The addition of loved ones usually puts a dead stop to the playing of the game, and this time around was no exception: outside of the theatrics with Nicole, everyone just kind of took a chance to step back from the game. Paul was particularly cute with his daughter, and it’s interesting to see that side of him for a change; on the other hand, I thought that Clay was as emotionally disconnected with his wife as I’d expect (Not that it’s a criticism, he’s just a stoic guy). I also found it really interesting that Craig’s guest wasn’t referred to as his girlfriend, even as he says they’ve been dating for a while: just an odd choice of term, which makes me wonder if it’s like The Mole’s equivalent of The Amazing Race’s Flo/Zach (People in a relationship without actually being in a relationship – trust me, we all know one or two of those in real life).
But, the best part of meeting the family or friends was most certainly Nicole’s mother – whether it was her delightful mouthing off as the doors weren’t opening, or her insistence that her daughter should just quit this silly game already, she was just an entertaining spitfire that almost made Nicole look more sensible (as in she was raised in that kind of environment). And there is nothing more priceless to be found than the conversation where she says she couldn’t play this game since she would threaten bodily harm, and Nicole being forced to admit she already did, and their sly little back and forth on why it wasn’t good, but how she really COULD have killed someone. It was so delightfully bizarre, and I’m personally signing them up for The Amazing Race even if they’d annoy me just for the potential for more moments like this.
And it’s true that it does put Nicole in a better light: I loved the moment, as Nicole apologizes to her mother for being unable to throw the quiz, that her mother utters “Omarosa” under her breath. It’s such a low blow that Nicole doesn’t even know how to really respond. I love the use of the Apprentice candidates name as some kind of reality slur, and I’m really curious to see how Nicole reacts. She’s still in this game against the odds, in a way, so seeing how she either handles being the Mole or being a potential part of the Final Three should be great to see next week.

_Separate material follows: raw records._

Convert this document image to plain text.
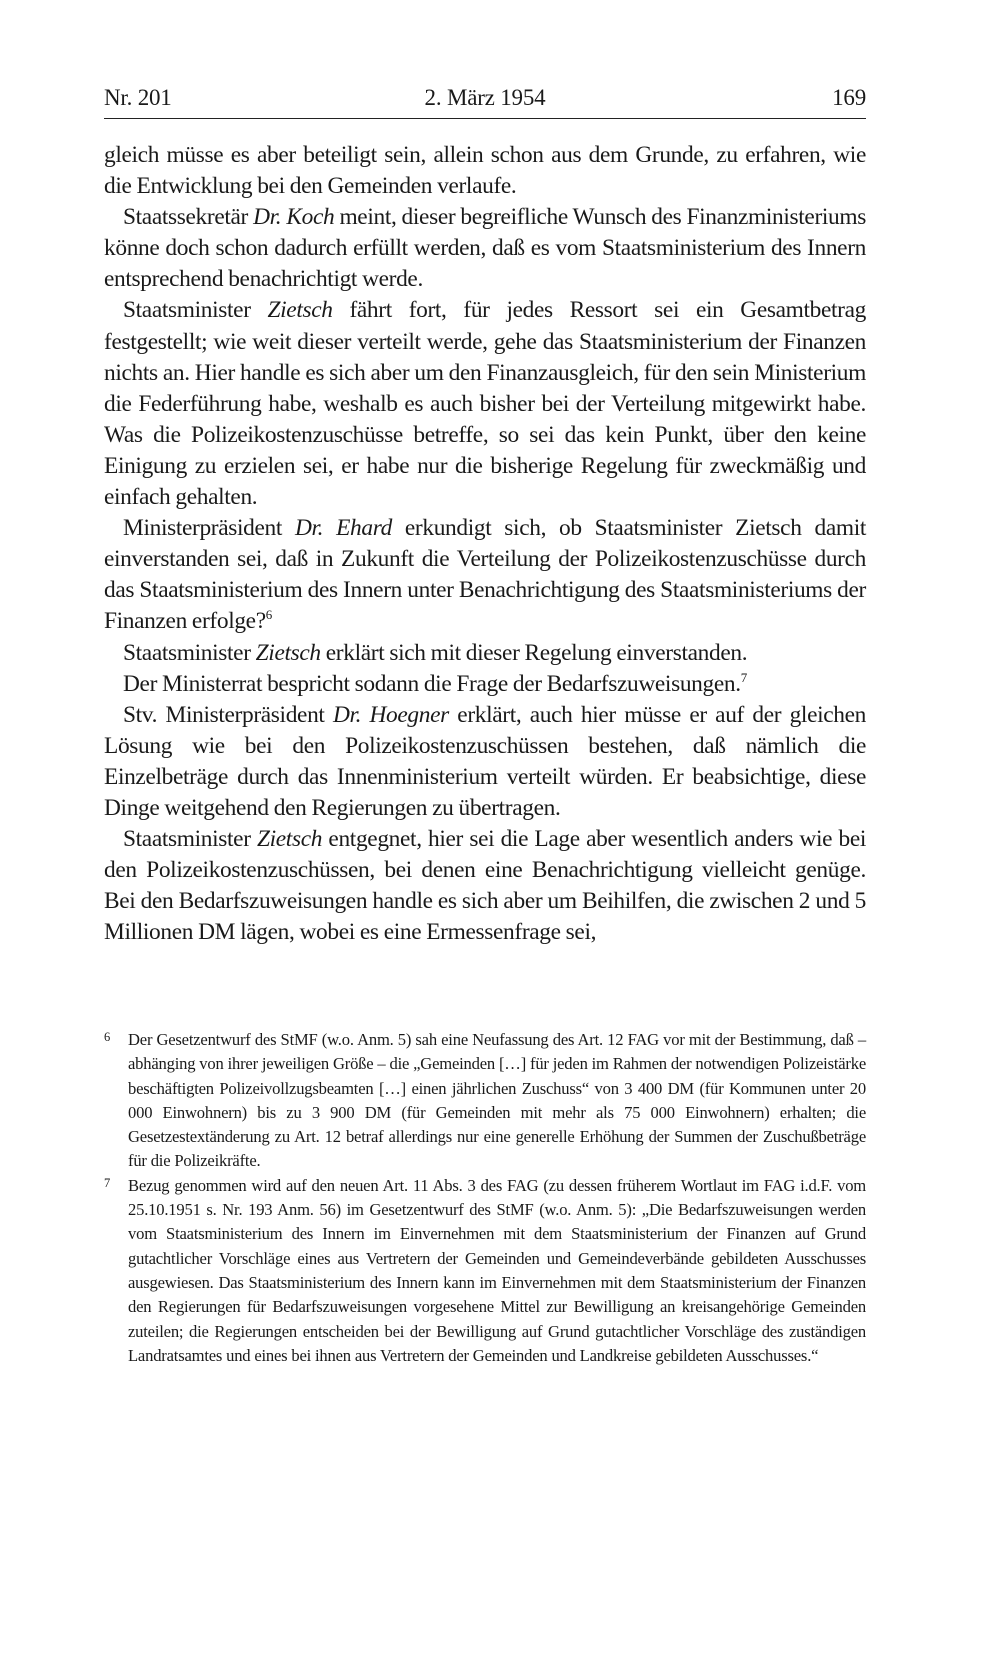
Nr. 201	2. März 1954	169

gleich müsse es aber beteiligt sein, allein schon aus dem Grunde, zu erfahren, wie die Entwicklung bei den Gemeinden verlaufe.

Staatssekretär Dr. Koch meint, dieser begreifliche Wunsch des Finanzministeriums könne doch schon dadurch erfüllt werden, daß es vom Staatsministerium des Innern entsprechend benachrichtigt werde.

Staatsminister Zietsch fährt fort, für jedes Ressort sei ein Gesamtbetrag festgestellt; wie weit dieser verteilt werde, gehe das Staatsministerium der Finanzen nichts an. Hier handle es sich aber um den Finanzausgleich, für den sein Ministerium die Federführung habe, weshalb es auch bisher bei der Verteilung mitgewirkt habe. Was die Polizeikostenzuschüsse betreffe, so sei das kein Punkt, über den keine Einigung zu erzielen sei, er habe nur die bisherige Regelung für zweckmäßig und einfach gehalten.

Ministerpräsident Dr. Ehard erkundigt sich, ob Staatsminister Zietsch damit einverstanden sei, daß in Zukunft die Verteilung der Polizeikostenzuschüsse durch das Staatsministerium des Innern unter Benachrichtigung des Staatsministeriums der Finanzen erfolge?$^6$

Staatsminister Zietsch erklärt sich mit dieser Regelung einverstanden.

Der Ministerrat bespricht sodann die Frage der Bedarfszuweisungen.$^7$

Stv. Ministerpräsident Dr. Hoegner erklärt, auch hier müsse er auf der gleichen Lösung wie bei den Polizeikostenzuschüssen bestehen, daß nämlich die Einzelbeträge durch das Innenministerium verteilt würden. Er beabsichtige, diese Dinge weitgehend den Regierungen zu übertragen.

Staatsminister Zietsch entgegnet, hier sei die Lage aber wesentlich anders wie bei den Polizeikostenzuschüssen, bei denen eine Benachrichtigung vielleicht genüge. Bei den Bedarfszuweisungen handle es sich aber um Beihilfen, die zwischen 2 und 5 Millionen DM lägen, wobei es eine Ermessenfrage sei,

6 Der Gesetzentwurf des StMF (w.o. Anm. 5) sah eine Neufassung des Art. 12 FAG vor mit der Bestimmung, daß – abhänging von ihrer jeweiligen Größe – die „Gemeinden […] für jeden im Rahmen der notwendigen Polizeistärke beschäftigten Polizeivollzugsbeamten […] einen jährlichen Zuschuss“ von 3 400 DM (für Kommunen unter 20 000 Einwohnern) bis zu 3 900 DM (für Gemeinden mit mehr als 75 000 Einwohnern) erhalten; die Gesetzestextänderung zu Art. 12 betraf allerdings nur eine generelle Erhöhung der Summen der Zuschußbeträge für die Polizeikräfte.
7 Bezug genommen wird auf den neuen Art. 11 Abs. 3 des FAG (zu dessen früherem Wortlaut im FAG i.d.F. vom 25.10.1951 s. Nr. 193 Anm. 56) im Gesetzentwurf des StMF (w.o. Anm. 5): „Die Bedarfszuweisungen werden vom Staatsministerium des Innern im Einvernehmen mit dem Staatsministerium der Finanzen auf Grund gutachtlicher Vorschläge eines aus Vertretern der Gemeinden und Gemeindeverbände gebildeten Ausschusses ausgewiesen. Das Staatsministerium des Innern kann im Einvernehmen mit dem Staatsministerium der Finanzen den Regierungen für Bedarfszuweisungen vorgesehene Mittel zur Bewilligung an kreisangehörige Gemeinden zuteilen; die Regierungen entscheiden bei der Bewilligung auf Grund gutachtlicher Vorschläge des zuständigen Landratsamtes und eines bei ihnen aus Vertretern der Gemeinden und Landkreise gebildeten Ausschusses.“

And yes, Clay is gone: it seems like he has been just about eliminated time after time, and maybe chose to trust the wrong person (Mark over Nicole?). At this point, enough of these eliminations have been inexplicable that the Finale is going to be a fantastic one simply to see what each player did wrong along the way to get eliminated. I’m hoping that we get a chance to get a robust finale, if only so we can fill in all of these gaps. I know the show’s ratings aren’t anything special (Although the show did manage to out-draw both of ABC’s other reality shows airing on Monday), but the quality’s been good enough to deserve a proper sendoff.
- I was kind of entertained by the fact that no one thought to just answer the exact same answer for every single question about their loved one – just answer “Fried Green Tomatoes” to every question, as there’s nothing holding them to being right and it’s just a memorization game.
- I enjoyed Jon Kelley’s little moment where, after Nicole lamented picking the “Harder” team, he was like “Haven’t you been paying attention? C’mon!” That’s the kind of thing that the show hasn’t spent too much time with, but enough for me to appreciate Kelley.